- Born: January 12, 1972 (age 54) Thái Bình, Vietnam
- Occupations: Property developer, business owner, entrepreneur
- Organization(s): Hung Thinh Corporation, Hung Thinh Land, Hung Thinh Incons, Hung Thinh Legacy
- Known for: Chairman/Founder of Hung Thinh Corporation

= Nguyễn Đình Trung =

Vietnamese businessman

Nguyễn Đình Trung (born 1972) is a Vietnamese businessman and property developer. He is the Hung Thinh Corporation's chairman. He was named one of Vietnam's top real estate developers by Forbes Vietnam.

== Early life and education ==
Nguyễn Đình Trung was born in 1972 in Thái Bình. He grew up in Bình Định. In 1990, he entered college and later graduated with a degree in accounting.

== Career ==
=== Hung Thinh Corporation ===
In 2002, he founded Hung Thinh Land, which at that time was known as Dong Tien Trading Investment Advisory Services Co., Ltd.
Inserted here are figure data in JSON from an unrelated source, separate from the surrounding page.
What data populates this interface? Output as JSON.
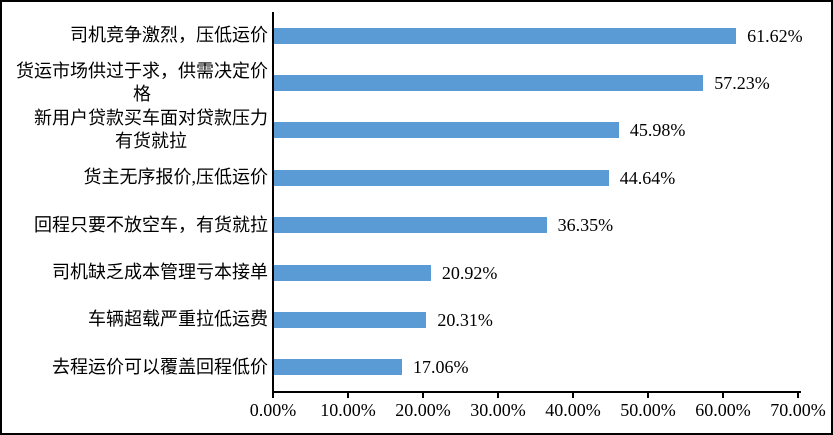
{
  "chart_data": {
    "type": "bar",
    "orientation": "horizontal",
    "title": "",
    "xlabel": "",
    "ylabel": "",
    "grid": false,
    "legend": false,
    "categories": [
      "司机竞争激烈，压低运价",
      "货运市场供过于求，供需决定价\n格",
      "新用户贷款买车面对贷款压力\n有货就拉",
      "货主无序报价,压低运价",
      "回程只要不放空车，有货就拉",
      "司机缺乏成本管理亏本接单",
      "车辆超载严重拉低运费",
      "去程运价可以覆盖回程低价"
    ],
    "values": [
      61.62,
      57.23,
      45.98,
      44.64,
      36.35,
      20.92,
      20.31,
      17.06
    ],
    "value_labels": [
      "61.62%",
      "57.23%",
      "45.98%",
      "44.64%",
      "36.35%",
      "20.92%",
      "20.31%",
      "17.06%"
    ],
    "xlim": [
      0,
      70
    ],
    "x_tick_labels": [
      "0.00%",
      "10.00%",
      "20.00%",
      "30.00%",
      "40.00%",
      "50.00%",
      "60.00%",
      "70.00%"
    ],
    "bar_color": "#5B9BD5",
    "axis_color": "#000000",
    "text_color": "#000000",
    "background_color": "#FFFFFF"
  }
}
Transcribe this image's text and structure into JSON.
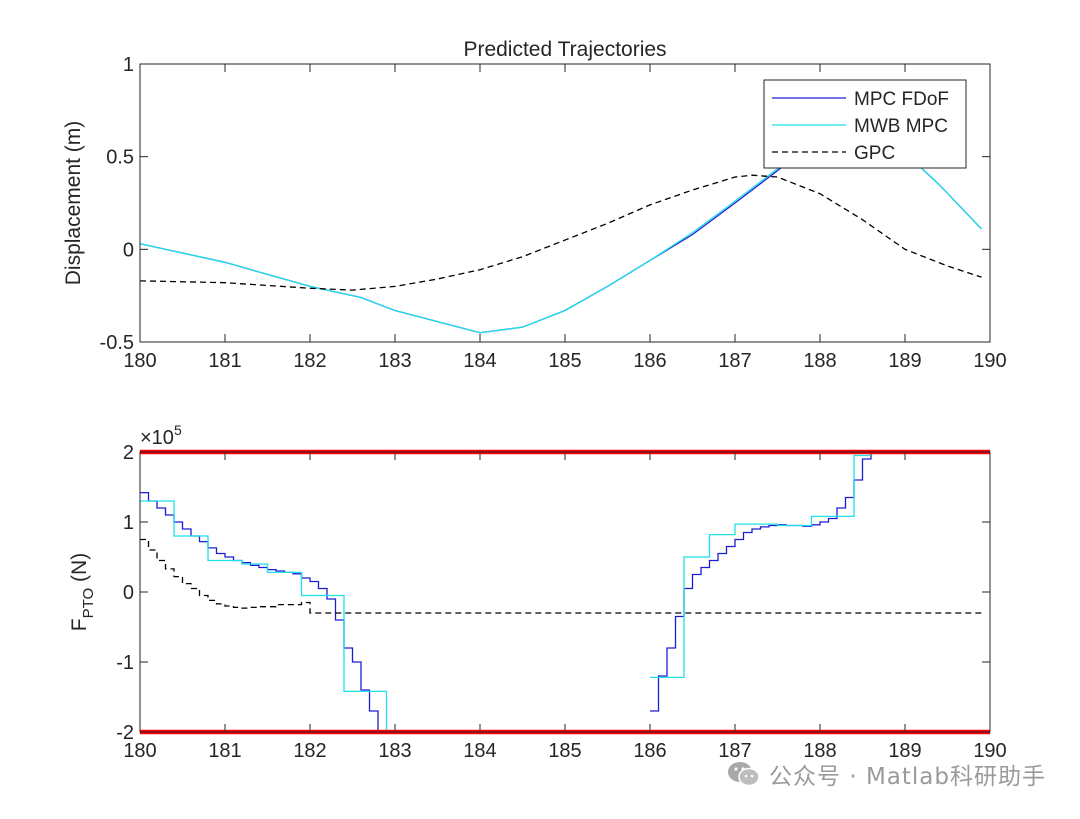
{
  "chart_data": [
    {
      "type": "line",
      "title": "Predicted Trajectories",
      "xlabel": "",
      "ylabel": "Displacement (m)",
      "xlim": [
        180,
        190
      ],
      "ylim": [
        -0.5,
        1
      ],
      "xticks": [
        "180",
        "181",
        "182",
        "183",
        "184",
        "185",
        "186",
        "187",
        "188",
        "189",
        "190"
      ],
      "yticks": [
        "-0.5",
        "0",
        "0.5",
        "1"
      ],
      "legend": {
        "position": "top-right",
        "entries": [
          "MPC FDoF",
          "MWB MPC",
          "GPC"
        ]
      },
      "series": [
        {
          "name": "MPC FDoF",
          "color": "#1d1dd4",
          "style": "solid",
          "x": [
            180,
            181,
            182,
            182.6,
            183,
            184,
            184.5,
            185,
            185.5,
            186,
            186.5,
            187,
            187.6,
            188,
            188.4,
            189,
            189.4,
            189.9
          ],
          "y": [
            0.03,
            -0.07,
            -0.2,
            -0.26,
            -0.33,
            -0.45,
            -0.42,
            -0.33,
            -0.2,
            -0.06,
            0.08,
            0.25,
            0.46,
            0.61,
            0.68,
            0.52,
            0.35,
            0.11
          ]
        },
        {
          "name": "MWB MPC",
          "color": "#1fe0ea",
          "style": "solid",
          "x": [
            180,
            181,
            182,
            182.6,
            183,
            184,
            184.5,
            185,
            185.5,
            186,
            186.5,
            187,
            187.6,
            188,
            188.4,
            189,
            189.4,
            189.9
          ],
          "y": [
            0.03,
            -0.07,
            -0.2,
            -0.26,
            -0.33,
            -0.45,
            -0.42,
            -0.33,
            -0.2,
            -0.06,
            0.09,
            0.26,
            0.47,
            0.61,
            0.68,
            0.52,
            0.35,
            0.11
          ]
        },
        {
          "name": "GPC",
          "color": "#000000",
          "style": "dashed",
          "x": [
            180,
            181,
            182,
            182.5,
            183,
            183.5,
            184,
            184.5,
            185,
            185.5,
            186,
            186.5,
            187,
            187.2,
            187.5,
            188,
            188.5,
            189,
            189.5,
            189.9
          ],
          "y": [
            -0.17,
            -0.18,
            -0.21,
            -0.22,
            -0.2,
            -0.16,
            -0.11,
            -0.04,
            0.05,
            0.14,
            0.24,
            0.32,
            0.39,
            0.4,
            0.39,
            0.3,
            0.16,
            0.0,
            -0.09,
            -0.15
          ]
        }
      ]
    },
    {
      "type": "line",
      "title": "",
      "xlabel": "",
      "ylabel_main": "F",
      "ylabel_sub": "PTO",
      "ylabel_unit": " (N)",
      "exponent_base": "×10",
      "exponent_power": "5",
      "xlim": [
        180,
        190
      ],
      "ylim": [
        -2,
        2
      ],
      "xticks": [
        "180",
        "181",
        "182",
        "183",
        "184",
        "185",
        "186",
        "187",
        "188",
        "189",
        "190"
      ],
      "yticks": [
        "-2",
        "-1",
        "0",
        "1",
        "2"
      ],
      "constraint_limits": {
        "values": [
          2,
          -2
        ],
        "color": "#ff0000"
      },
      "series": [
        {
          "name": "MPC FDoF",
          "color": "#1d1dd4",
          "style": "solid",
          "step": true,
          "x": [
            180,
            180.1,
            180.2,
            180.3,
            180.4,
            180.5,
            180.6,
            180.7,
            180.8,
            180.9,
            181,
            181.1,
            181.2,
            181.3,
            181.4,
            181.5,
            181.6,
            181.7,
            181.8,
            181.9,
            182,
            182.1,
            182.2,
            182.3,
            182.4,
            182.5,
            182.6,
            182.7,
            182.8,
            182.9
          ],
          "y": [
            1.42,
            1.3,
            1.2,
            1.1,
            1.0,
            0.9,
            0.8,
            0.72,
            0.63,
            0.55,
            0.5,
            0.45,
            0.42,
            0.38,
            0.35,
            0.32,
            0.3,
            0.28,
            0.26,
            0.2,
            0.15,
            0.05,
            -0.1,
            -0.4,
            -0.8,
            -1.0,
            -1.4,
            -1.7,
            -2.0,
            -2.0
          ]
        },
        {
          "name": "MPC FDoF",
          "color": "#1d1dd4",
          "style": "solid",
          "step": true,
          "x": [
            186,
            186.1,
            186.2,
            186.3,
            186.4,
            186.5,
            186.6,
            186.7,
            186.8,
            186.9,
            187,
            187.1,
            187.2,
            187.3,
            187.4,
            187.5,
            187.6,
            187.7,
            187.8,
            187.9,
            188,
            188.1,
            188.2,
            188.3,
            188.4,
            188.5,
            188.6
          ],
          "y": [
            -1.7,
            -1.2,
            -0.8,
            -0.35,
            0.05,
            0.25,
            0.35,
            0.45,
            0.55,
            0.65,
            0.75,
            0.85,
            0.9,
            0.93,
            0.95,
            0.96,
            0.95,
            0.95,
            0.94,
            0.96,
            1.0,
            1.05,
            1.2,
            1.35,
            1.6,
            1.9,
            2.0
          ]
        },
        {
          "name": "MWB MPC",
          "color": "#1fe0ea",
          "style": "solid",
          "step": true,
          "x": [
            180,
            180.4,
            180.8,
            181.2,
            181.5,
            181.9,
            182.3,
            182.4,
            182.5,
            182.9
          ],
          "y": [
            1.3,
            0.8,
            0.45,
            0.4,
            0.28,
            -0.05,
            -0.05,
            -1.42,
            -1.42,
            -2.0
          ]
        },
        {
          "name": "MWB MPC",
          "color": "#1fe0ea",
          "style": "solid",
          "step": true,
          "x": [
            186,
            186.4,
            186.5,
            186.7,
            187,
            187.5,
            187.9,
            188.4,
            188.6
          ],
          "y": [
            -1.22,
            0.5,
            0.5,
            0.82,
            0.97,
            0.95,
            1.08,
            1.95,
            1.95
          ]
        },
        {
          "name": "GPC",
          "color": "#000000",
          "style": "dashed",
          "step": true,
          "x": [
            180,
            180.1,
            180.2,
            180.3,
            180.4,
            180.5,
            180.6,
            180.7,
            180.8,
            180.9,
            181,
            181.1,
            181.2,
            181.3,
            181.4,
            181.6,
            181.9,
            182,
            189.9
          ],
          "y": [
            0.75,
            0.6,
            0.45,
            0.33,
            0.22,
            0.12,
            0.05,
            -0.05,
            -0.12,
            -0.17,
            -0.2,
            -0.22,
            -0.23,
            -0.22,
            -0.21,
            -0.18,
            -0.15,
            -0.3,
            -0.3
          ]
        }
      ]
    }
  ],
  "watermark": {
    "icon": "wechat-icon",
    "text": "公众号 · Matlab科研助手"
  }
}
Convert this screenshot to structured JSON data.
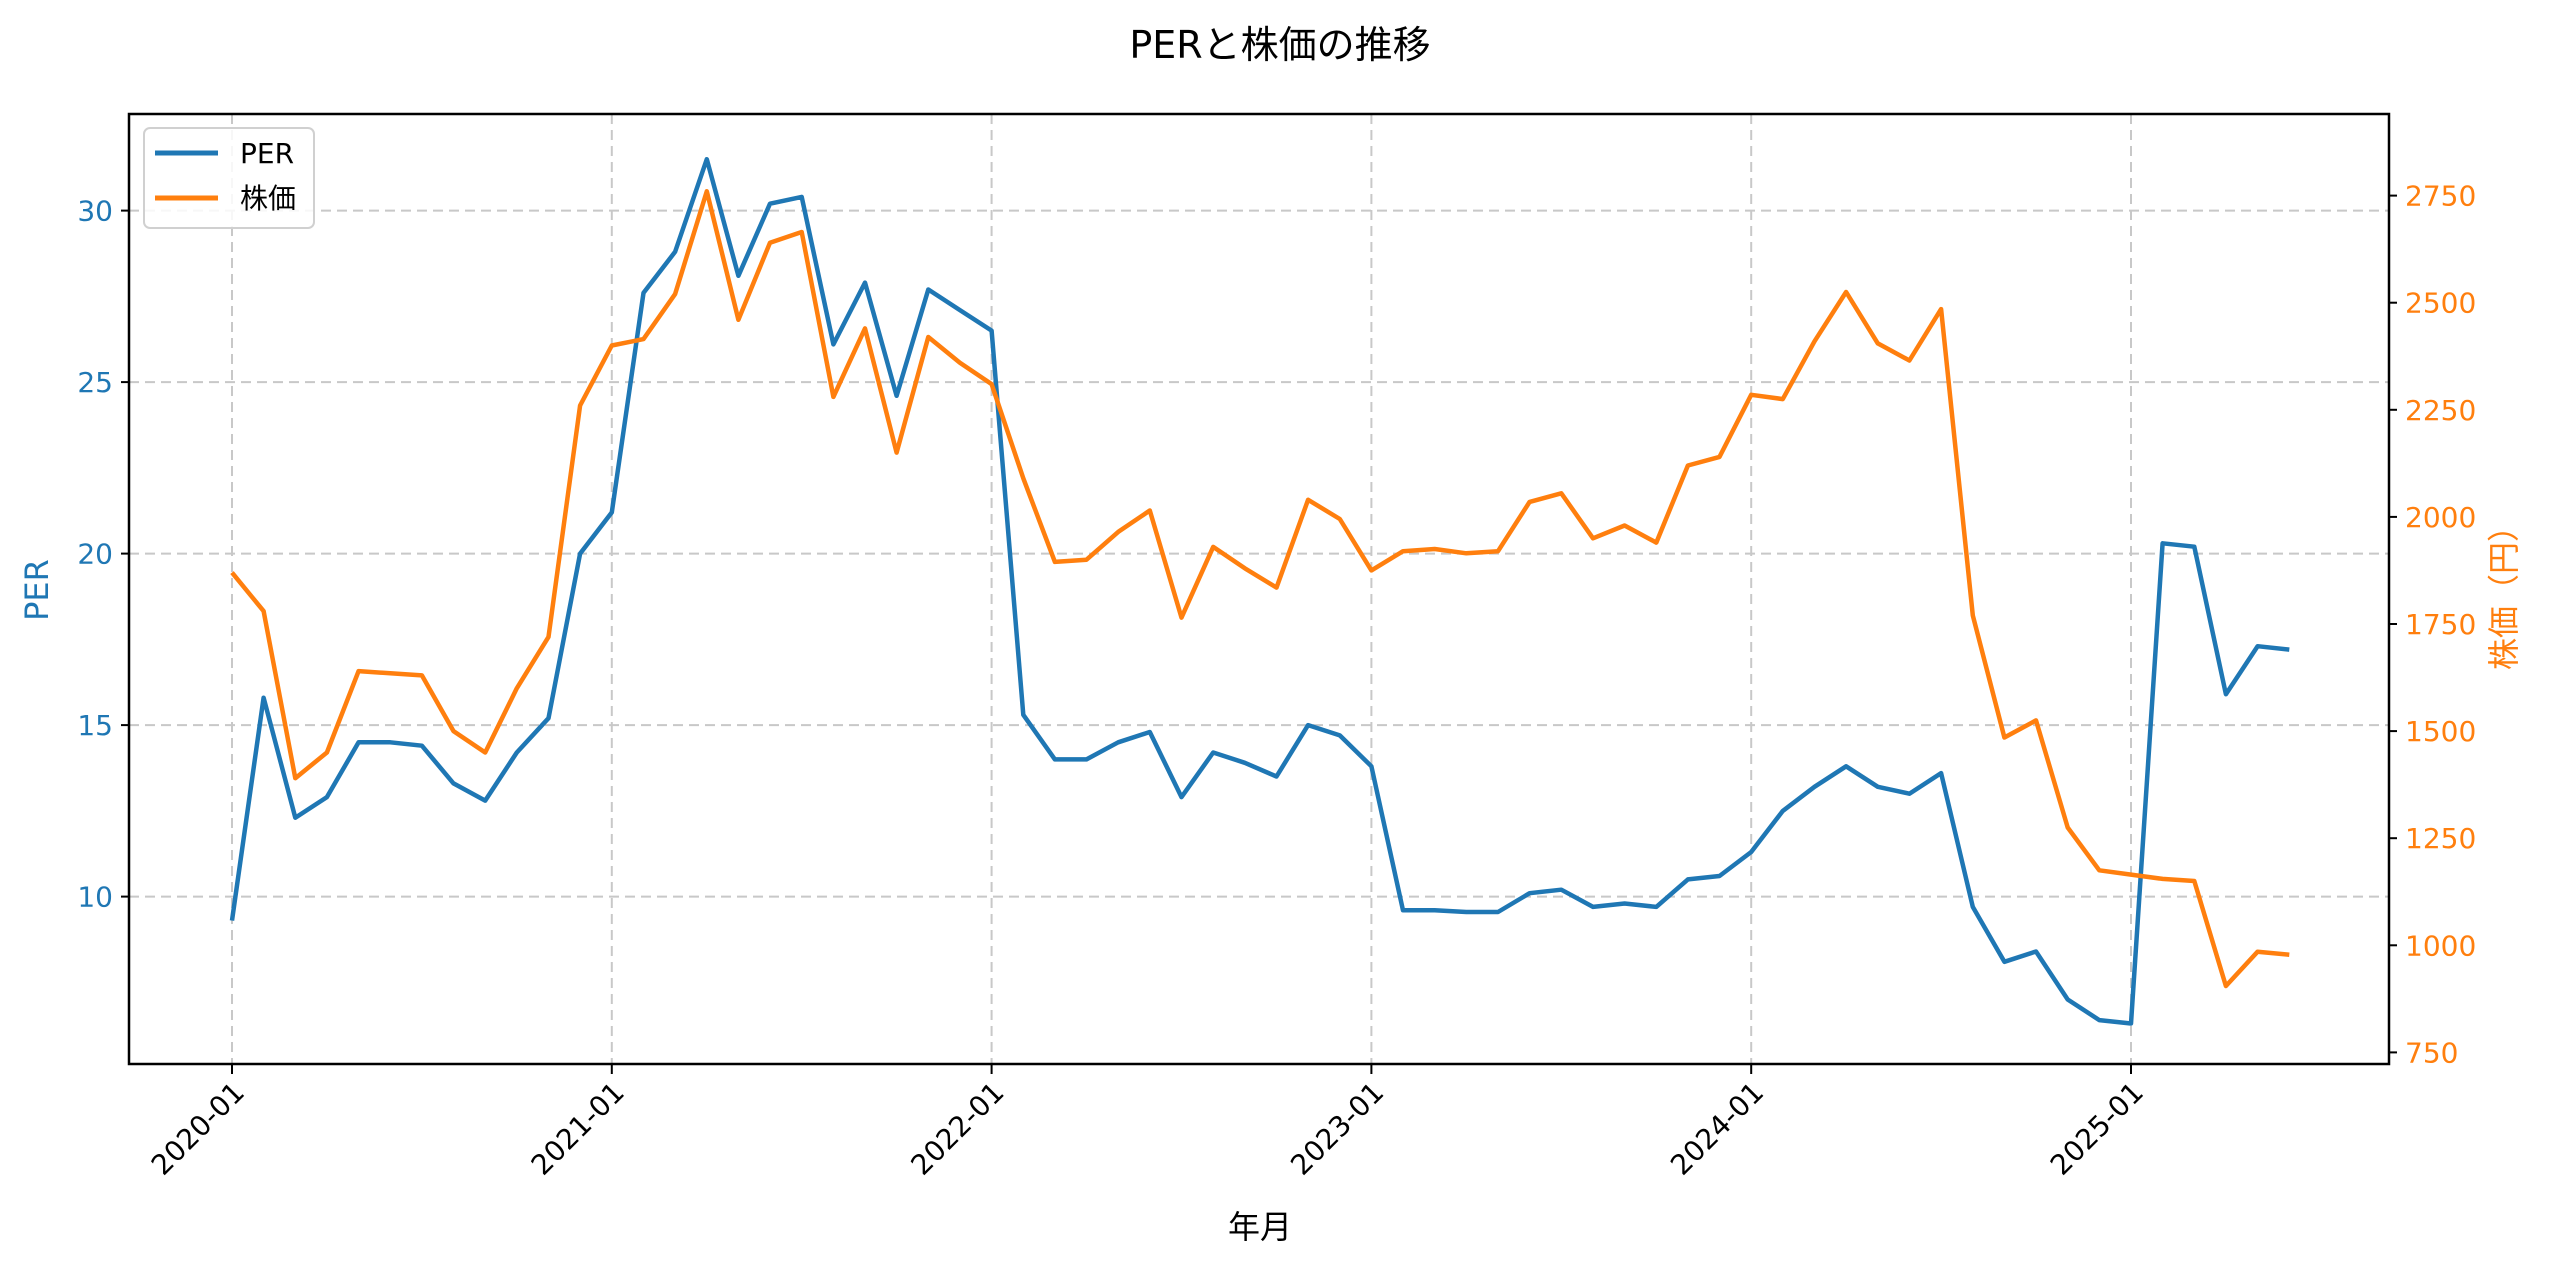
{
  "title": "PERと株価の推移",
  "colors": {
    "per": "#1f77b4",
    "price": "#ff7f0e",
    "grid": "#c8c8c8",
    "frame": "#000000"
  },
  "legend": {
    "items": [
      {
        "label": "PER",
        "color": "#1f77b4"
      },
      {
        "label": "株価",
        "color": "#ff7f0e"
      }
    ]
  },
  "chart_data": {
    "type": "line",
    "title": "PERと株価の推移",
    "xlabel": "年月",
    "ylabel": "PER",
    "ylabel_right": "株価（円）",
    "x_ticks": [
      "2020-01",
      "2021-01",
      "2022-01",
      "2023-01",
      "2024-01",
      "2025-01"
    ],
    "y_ticks_left": [
      10,
      15,
      20,
      25,
      30
    ],
    "y_ticks_right": [
      750,
      1000,
      1250,
      1500,
      1750,
      2000,
      2250,
      2500,
      2750
    ],
    "ylim_left": [
      5.0,
      32.8
    ],
    "ylim_right": [
      730,
      2935
    ],
    "grid": true,
    "legend_position": "upper left",
    "x": [
      "2020-01",
      "2020-02",
      "2020-03",
      "2020-04",
      "2020-05",
      "2020-06",
      "2020-07",
      "2020-08",
      "2020-09",
      "2020-10",
      "2020-11",
      "2020-12",
      "2021-01",
      "2021-02",
      "2021-03",
      "2021-04",
      "2021-05",
      "2021-06",
      "2021-07",
      "2021-08",
      "2021-09",
      "2021-10",
      "2021-11",
      "2021-12",
      "2022-01",
      "2022-02",
      "2022-03",
      "2022-04",
      "2022-05",
      "2022-06",
      "2022-07",
      "2022-08",
      "2022-09",
      "2022-10",
      "2022-11",
      "2022-12",
      "2023-01",
      "2023-02",
      "2023-03",
      "2023-04",
      "2023-05",
      "2023-06",
      "2023-07",
      "2023-08",
      "2023-09",
      "2023-10",
      "2023-11",
      "2023-12",
      "2024-01",
      "2024-02",
      "2024-03",
      "2024-04",
      "2024-05",
      "2024-06",
      "2024-07",
      "2024-08",
      "2024-09",
      "2024-10",
      "2024-11",
      "2024-12",
      "2025-01",
      "2025-02",
      "2025-03",
      "2025-04",
      "2025-05",
      "2025-06"
    ],
    "series": [
      {
        "name": "PER",
        "axis": "left",
        "color": "#1f77b4",
        "values": [
          9.3,
          15.8,
          12.3,
          12.9,
          14.5,
          14.5,
          14.4,
          13.3,
          12.8,
          14.2,
          15.2,
          20.0,
          21.2,
          27.6,
          28.8,
          31.5,
          28.1,
          30.2,
          30.4,
          26.1,
          27.9,
          24.6,
          27.7,
          27.1,
          26.5,
          15.3,
          14.0,
          14.0,
          14.5,
          14.8,
          12.9,
          14.2,
          13.9,
          13.5,
          15.0,
          14.7,
          13.8,
          9.6,
          9.6,
          9.55,
          9.55,
          10.1,
          10.2,
          9.7,
          9.8,
          9.7,
          10.5,
          10.6,
          11.3,
          12.5,
          13.2,
          13.8,
          13.2,
          13.0,
          13.6,
          9.7,
          8.1,
          8.4,
          7.0,
          6.4,
          6.3,
          20.3,
          20.2,
          15.9,
          17.3,
          17.2
        ]
      },
      {
        "name": "株価",
        "axis": "right",
        "color": "#ff7f0e",
        "values": [
          1870,
          1780,
          1390,
          1450,
          1640,
          1635,
          1630,
          1500,
          1450,
          1600,
          1720,
          2260,
          2400,
          2415,
          2520,
          2760,
          2460,
          2640,
          2665,
          2280,
          2440,
          2150,
          2420,
          2360,
          2310,
          2090,
          1895,
          1900,
          1965,
          2015,
          1765,
          1930,
          1880,
          1835,
          2040,
          1995,
          1875,
          1920,
          1925,
          1915,
          1920,
          2035,
          2055,
          1950,
          1980,
          1940,
          2120,
          2140,
          2285,
          2275,
          2410,
          2525,
          2405,
          2365,
          2485,
          1770,
          1485,
          1525,
          1275,
          1175,
          1165,
          1155,
          1150,
          905,
          985,
          978
        ]
      }
    ]
  }
}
In 2007, the company's name was changed to Hung Thinh Real Estate Business Investment Joint Stock Company (Hung Thinh Corporation).

The first real estate project that Trung and his company invested in was Thiên Nam Apartment (District 10, Ho Chi Minh City) – which was acquired from Temexim in 2009.

On May 16, 2011, Hung Thinh Corporation held a press conference at Sheraton Hotel to announce the appointment of MC Nguyễn Cao Kỳ Duyên as their brand ambassador. Chairman Trung said that this decision was part of the company's market expansion strategy, due to MC Duyên's influence on the overseas Vietnamese community.

In 2014, Hung Thinh appointed An Le, former US Consul General in Ho Chi Minh City between 2010 and 2013, as its international advisor. Chairman Trung said the move would aid in promoting properties to overseas Vietnamese.

In 2016, Trung was appointed as Vice Chairman of Ho Chi Minh City Real Estate Association (HOREA). He later revealed that Hung Thinh had acquired 14 real estate projects in Ho Chi Minh City, Khanh Hoa and Vung Tau that year – including An Lac Plaza and Western Plaza.

In 2017, Hung Thinh signed a contract with Phat Dat Real Estate Development Corporation to acquire ownership of the Cam Ranh Mystery Villas. According to chairman Trung, the company at that time had developed about 30 real estate projects.

In 2019, Trung started investing in technology development – by signing contracts with FPT, TMA, NashTech and other technological institutes.

== Other interests and recognition ==
Trung has acknowledged that he is a fan of sports – specifically tennis and football. In 2019, Hung Thinh signed a contract with VFF to become a sponsor for Vietnam's national football team.

In its December 2020 issue, Forbes Vietnam ranked Trung as one of the Top 10 property developers in Vietnam at that time.